As the tears began to pour, I found a stranger putting her arm around me, consoling me wordlessly and nodding her head in affirmation. I held her hand, crying harder as the rain wore on, feeling a sense of comfort and solidarity despite not knowing her at all, and knowing I didn’t have to say anything either.

Yet, we know just how much there is left to say. We know that as tired as we are, as frustrated as we are by the further denial of the shattering of that final and so despairing glass ceiling and the continued oppression and neglect of so many marginalized communities in our country, inaction and acceptance of this outcome are antithetical to the very principles with which we all began this fight against Trump’s candidacy. Looking at the students, staff, and faculty assembled, I could only help but think that we are emboldened now and that we bear now, the responsibility to not mourn, but organize – for ourselves, for those we love, for those who inspire us, for that idyllic future and the vestiges of the American Dream we hope to preserve from the wreck of partisanship, polarization, and state of destruction of the spirit of compromise that we currently find ourselves in.
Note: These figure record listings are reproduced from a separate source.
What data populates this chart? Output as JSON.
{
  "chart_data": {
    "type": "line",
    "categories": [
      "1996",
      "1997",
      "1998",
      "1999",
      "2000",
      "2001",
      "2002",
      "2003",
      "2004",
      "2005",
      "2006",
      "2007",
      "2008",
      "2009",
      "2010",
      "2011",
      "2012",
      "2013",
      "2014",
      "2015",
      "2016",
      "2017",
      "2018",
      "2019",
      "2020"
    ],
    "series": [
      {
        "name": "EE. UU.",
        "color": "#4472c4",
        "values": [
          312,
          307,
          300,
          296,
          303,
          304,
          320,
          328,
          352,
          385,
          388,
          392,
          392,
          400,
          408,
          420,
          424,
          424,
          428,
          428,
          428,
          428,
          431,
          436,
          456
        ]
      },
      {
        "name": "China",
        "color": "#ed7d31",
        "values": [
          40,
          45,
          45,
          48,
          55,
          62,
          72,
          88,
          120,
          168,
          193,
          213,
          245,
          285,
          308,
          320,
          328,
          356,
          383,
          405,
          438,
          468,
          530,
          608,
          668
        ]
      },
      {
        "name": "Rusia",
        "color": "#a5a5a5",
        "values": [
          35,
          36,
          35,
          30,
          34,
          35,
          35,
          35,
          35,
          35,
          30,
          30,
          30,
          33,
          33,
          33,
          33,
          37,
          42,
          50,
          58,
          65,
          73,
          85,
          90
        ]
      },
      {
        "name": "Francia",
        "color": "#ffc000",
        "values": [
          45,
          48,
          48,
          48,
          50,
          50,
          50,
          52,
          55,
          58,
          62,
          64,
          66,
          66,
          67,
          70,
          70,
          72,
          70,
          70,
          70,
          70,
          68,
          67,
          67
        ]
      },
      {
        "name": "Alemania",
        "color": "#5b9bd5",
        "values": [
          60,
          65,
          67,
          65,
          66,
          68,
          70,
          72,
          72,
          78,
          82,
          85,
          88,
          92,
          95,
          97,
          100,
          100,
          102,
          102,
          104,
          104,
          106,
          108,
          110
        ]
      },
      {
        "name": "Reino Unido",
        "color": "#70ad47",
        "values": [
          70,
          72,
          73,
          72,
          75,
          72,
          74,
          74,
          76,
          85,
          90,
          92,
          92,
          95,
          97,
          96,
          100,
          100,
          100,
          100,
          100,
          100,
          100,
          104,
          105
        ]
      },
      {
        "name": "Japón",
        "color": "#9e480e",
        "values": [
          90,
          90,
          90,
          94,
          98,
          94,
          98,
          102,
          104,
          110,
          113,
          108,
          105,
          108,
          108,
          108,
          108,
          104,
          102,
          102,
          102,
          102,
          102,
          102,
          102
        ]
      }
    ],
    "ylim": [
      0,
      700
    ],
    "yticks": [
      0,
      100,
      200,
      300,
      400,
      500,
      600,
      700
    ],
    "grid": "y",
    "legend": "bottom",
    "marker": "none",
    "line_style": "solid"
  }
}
We owe it to ourselves, after this tremendous loss, months and months of working tirelessly on senatorial, presidential, congressional, policy-oriented campaigns, to not waver. In truth, there is no time where our passion and political efficacy has been more crucial to the future of the United States – not even during the election. To give up, to be stagnant, to passively accept the reality we have arrived at is no course of political action and negates the passion and hope with which we entered this cycle – if we falter now, all will have truly been for nothing. Eight years of progressive presidency, replete with the beginning of universal American health care, the Supreme Court’s defense of same-sex marriage, movements towards greater entry of transgendered Americans to choose their own bathrooms – we have made tremendous progress. In fact, as Obama urged time and time again while campaigning for Hillary, “Progress is on the ballot.”

Progress remains in a vulnerable state – perhaps it has never been more at stake than it is in the present moment. However, we still have a lot left to fight for and a lot of hope left to fight with – and we will not and cannot back down, nor can we be silenced.